It is worth noting two distinguishing hallmarks of Baroque music that link earlier masters like Purcell with later ones like Handel and Bach. The first trait is the basso continuo, or thorough bass – a bass line that is played with an accompanying instrument (or several) which filled in the intended harmonies. The second characteristic has been called the “concerted style”: rather than the continuous flow of counterpoint of the earlier epoch, instrumental and vocal groups were now played or sung in contrasting and alternating ways. Alternation and contrast in color, texture, tempo and mood gave the Baroque its expressive leverage. This latter textural aspect would allow church music to be ultimately wed with multi-movement secular music, as was the case with oratorios and cantatas. Listening to Purcell’s “verse” anthem, “Rejoice in the Lord Alway,” we hear the early influence of this concertato style in its contrasting of solo voices and its use of a small instrumental group with choir. The Handel Chandos Anthems, written much later, are very nearly miniature oratorios; they are to Messiah what Bach’s cantatas were to his St. Matthew Passion.
We know that after Handel settled in England he became familiar with Purcell’s music and Purcell’s teacher, John Blow. Another composer whom Handel knew personally while in Germany was his contemporary, Georg Phillip Telemann. The two were life-long friends, and Telemann performed several of Handel’s operas when he was director of the Hamburg opera from 1721 until 1738. When one hears Handel’s voice in Telemann’s mature oboe sonata of 1740, it is both an acknowledgment of their common heritage in German and Italian styles, as well as, most certainly, of Telemann’s acquaintance with the younger composer’s work.
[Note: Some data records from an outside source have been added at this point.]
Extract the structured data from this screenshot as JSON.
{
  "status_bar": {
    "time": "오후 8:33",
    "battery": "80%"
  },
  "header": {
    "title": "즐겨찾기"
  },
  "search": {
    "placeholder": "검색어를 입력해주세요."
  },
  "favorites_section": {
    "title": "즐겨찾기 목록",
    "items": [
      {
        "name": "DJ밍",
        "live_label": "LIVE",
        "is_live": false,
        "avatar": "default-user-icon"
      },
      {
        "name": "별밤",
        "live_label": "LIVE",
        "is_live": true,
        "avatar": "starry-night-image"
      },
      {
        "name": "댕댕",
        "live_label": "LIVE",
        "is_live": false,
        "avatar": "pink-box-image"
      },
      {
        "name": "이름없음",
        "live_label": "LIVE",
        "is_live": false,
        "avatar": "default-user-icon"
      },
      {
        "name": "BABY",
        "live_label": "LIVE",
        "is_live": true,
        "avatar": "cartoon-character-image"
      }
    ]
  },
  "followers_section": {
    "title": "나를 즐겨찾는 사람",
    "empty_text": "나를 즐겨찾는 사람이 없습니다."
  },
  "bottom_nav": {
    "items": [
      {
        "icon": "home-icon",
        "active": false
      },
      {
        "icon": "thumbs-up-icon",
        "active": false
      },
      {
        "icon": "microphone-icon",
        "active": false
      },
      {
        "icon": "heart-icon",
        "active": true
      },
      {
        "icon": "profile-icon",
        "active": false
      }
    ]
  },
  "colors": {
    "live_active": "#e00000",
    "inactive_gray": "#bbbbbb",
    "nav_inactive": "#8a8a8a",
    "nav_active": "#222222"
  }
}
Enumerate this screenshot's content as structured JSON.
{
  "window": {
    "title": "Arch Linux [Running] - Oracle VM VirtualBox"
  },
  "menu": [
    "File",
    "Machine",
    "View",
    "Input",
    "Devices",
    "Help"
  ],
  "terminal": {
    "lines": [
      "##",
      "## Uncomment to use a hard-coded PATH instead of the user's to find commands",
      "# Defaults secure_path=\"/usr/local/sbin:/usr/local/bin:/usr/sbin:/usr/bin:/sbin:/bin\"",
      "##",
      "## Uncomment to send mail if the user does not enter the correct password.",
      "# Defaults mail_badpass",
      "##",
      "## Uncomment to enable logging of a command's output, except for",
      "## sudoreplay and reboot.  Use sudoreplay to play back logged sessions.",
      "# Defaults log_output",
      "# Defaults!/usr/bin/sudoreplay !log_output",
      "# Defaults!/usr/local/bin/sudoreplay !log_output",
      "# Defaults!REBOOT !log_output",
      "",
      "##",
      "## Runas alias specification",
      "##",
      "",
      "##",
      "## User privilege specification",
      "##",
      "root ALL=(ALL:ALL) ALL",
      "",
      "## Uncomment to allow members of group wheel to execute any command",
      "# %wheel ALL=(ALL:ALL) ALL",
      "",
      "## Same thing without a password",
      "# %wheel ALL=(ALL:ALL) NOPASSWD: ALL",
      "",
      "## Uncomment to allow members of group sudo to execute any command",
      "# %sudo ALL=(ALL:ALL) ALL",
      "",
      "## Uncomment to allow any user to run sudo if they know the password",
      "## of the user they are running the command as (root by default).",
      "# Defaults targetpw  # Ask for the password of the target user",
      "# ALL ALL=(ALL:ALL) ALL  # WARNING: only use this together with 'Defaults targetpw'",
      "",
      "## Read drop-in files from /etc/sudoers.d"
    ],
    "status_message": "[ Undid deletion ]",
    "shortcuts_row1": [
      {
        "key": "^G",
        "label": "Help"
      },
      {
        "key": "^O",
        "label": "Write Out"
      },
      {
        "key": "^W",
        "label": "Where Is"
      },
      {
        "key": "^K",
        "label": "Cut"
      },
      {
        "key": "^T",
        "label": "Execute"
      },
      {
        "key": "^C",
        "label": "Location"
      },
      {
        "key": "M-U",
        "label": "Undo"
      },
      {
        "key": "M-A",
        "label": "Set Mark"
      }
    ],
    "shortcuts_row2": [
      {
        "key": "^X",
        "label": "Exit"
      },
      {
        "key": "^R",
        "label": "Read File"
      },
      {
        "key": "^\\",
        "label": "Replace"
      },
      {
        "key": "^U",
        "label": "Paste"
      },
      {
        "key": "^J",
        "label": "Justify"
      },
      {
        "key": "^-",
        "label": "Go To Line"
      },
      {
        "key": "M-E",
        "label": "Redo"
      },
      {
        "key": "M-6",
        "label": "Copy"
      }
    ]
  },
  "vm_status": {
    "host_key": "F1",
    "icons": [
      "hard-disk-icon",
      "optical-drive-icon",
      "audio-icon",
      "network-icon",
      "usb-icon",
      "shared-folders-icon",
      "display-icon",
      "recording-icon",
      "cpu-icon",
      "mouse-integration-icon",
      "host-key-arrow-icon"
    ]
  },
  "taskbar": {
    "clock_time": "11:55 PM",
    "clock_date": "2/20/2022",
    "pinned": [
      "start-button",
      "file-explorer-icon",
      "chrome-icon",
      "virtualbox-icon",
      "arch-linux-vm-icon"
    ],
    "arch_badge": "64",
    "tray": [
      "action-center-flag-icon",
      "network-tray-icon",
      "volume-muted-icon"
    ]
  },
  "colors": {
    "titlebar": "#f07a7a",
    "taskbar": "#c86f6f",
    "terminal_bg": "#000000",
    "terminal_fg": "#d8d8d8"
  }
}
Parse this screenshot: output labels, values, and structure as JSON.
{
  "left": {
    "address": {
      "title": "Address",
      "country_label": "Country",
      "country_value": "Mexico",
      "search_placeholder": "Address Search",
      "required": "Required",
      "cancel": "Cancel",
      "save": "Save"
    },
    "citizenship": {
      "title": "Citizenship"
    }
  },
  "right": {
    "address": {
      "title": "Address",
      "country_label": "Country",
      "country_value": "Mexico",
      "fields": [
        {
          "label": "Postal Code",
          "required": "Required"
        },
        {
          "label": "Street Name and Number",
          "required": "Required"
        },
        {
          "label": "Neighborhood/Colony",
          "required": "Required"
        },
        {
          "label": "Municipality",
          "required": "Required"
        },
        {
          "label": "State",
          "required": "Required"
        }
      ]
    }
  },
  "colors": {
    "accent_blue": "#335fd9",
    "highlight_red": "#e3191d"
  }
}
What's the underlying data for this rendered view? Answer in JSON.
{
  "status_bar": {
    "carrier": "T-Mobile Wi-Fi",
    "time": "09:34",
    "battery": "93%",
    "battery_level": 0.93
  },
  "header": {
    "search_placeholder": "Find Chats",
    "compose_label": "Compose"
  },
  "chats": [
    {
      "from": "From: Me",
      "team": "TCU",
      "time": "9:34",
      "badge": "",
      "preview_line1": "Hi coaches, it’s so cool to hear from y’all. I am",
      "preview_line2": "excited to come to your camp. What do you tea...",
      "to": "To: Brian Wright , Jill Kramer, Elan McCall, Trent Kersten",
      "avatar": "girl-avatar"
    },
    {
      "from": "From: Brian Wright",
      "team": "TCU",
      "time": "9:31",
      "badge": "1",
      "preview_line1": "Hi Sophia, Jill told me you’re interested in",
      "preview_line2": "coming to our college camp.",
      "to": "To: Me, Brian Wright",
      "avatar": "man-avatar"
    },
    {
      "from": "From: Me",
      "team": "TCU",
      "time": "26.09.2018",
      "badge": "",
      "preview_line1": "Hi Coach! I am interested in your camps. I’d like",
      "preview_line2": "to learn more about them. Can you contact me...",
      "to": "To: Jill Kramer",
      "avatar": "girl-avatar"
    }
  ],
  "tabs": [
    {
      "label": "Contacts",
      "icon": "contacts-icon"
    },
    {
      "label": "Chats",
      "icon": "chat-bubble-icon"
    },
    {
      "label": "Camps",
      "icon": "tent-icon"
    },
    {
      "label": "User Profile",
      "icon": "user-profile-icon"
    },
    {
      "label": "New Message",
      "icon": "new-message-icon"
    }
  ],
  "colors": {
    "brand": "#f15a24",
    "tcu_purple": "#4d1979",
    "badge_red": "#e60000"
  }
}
Purcell Verse Anthem, "Rejoice in the Lord Alway(s)" (c. 1682-1685) Z 49
A subtle and expressive anthem, drawn from the Philippians 4 vv. 4-7, this verse anthem is scored for alto, tenor and bass solos, four-part choir, strings, organ and continuo. The piece justly lives up to its acquired nickname, “The Bell Anthem”: the text entreats praise in a “reverberant” way – an opportunity for Purcell to suggest the repetitive pealing of bells and other iterative motifs. The opening string sinfonia has a repeated eight-note descending scale bass line – clearly evoking the peal of carillons; the upper strings partly invert this pattern, suggesting the dissipation of sound heavenward. Purcell furthers this idea of “echoing” by emphasizing the chiastic form of the text: “Rejoice in the Lord Always and again I say Rejoice,” as well as underscoring the words “again I say” with alternating soli, choir and string ritornelli. The middle section, “Be careful for nothing,” is highlighted by the absence of both ritornelli and the pronounced triple meter that characterized the opening section. Hence, the touching minimalism in this middle section lends a special piety to his text. Finally, the abbreviated return of the first section clarifies the work’s a-b-a’ form, which (“again I say”) demonstrates Purcell’s clever attention to the text’s symmetry and reflexivity.
Handel “Chandos” Anthems, (1717-1718)
The fabulously wealthy James Brydges, Earl of Carnarvon, Duke of Chandos, lived in an equally fabulous Palladian mansion, “Cannons,” near Edgware, northwest of London. The Duke lavished himself with an orchestra, celebrated musicians, and composers. Handel would be in his employ for two years, and wrote, among others, a set of anthems. The eleven works were modestly scored for vocal soloists, choir, oboe, strings and continuo. In only two of the anthems Handel introduced two recorders. All works draw their text either from the Book of Common Prayer (1662) or Tate and Brady’s New Version of the Psalms. In their lack of ostentation, and, indeed, their reserve, they are equipoised to Purcell’s choral work and Handel’s oratorios.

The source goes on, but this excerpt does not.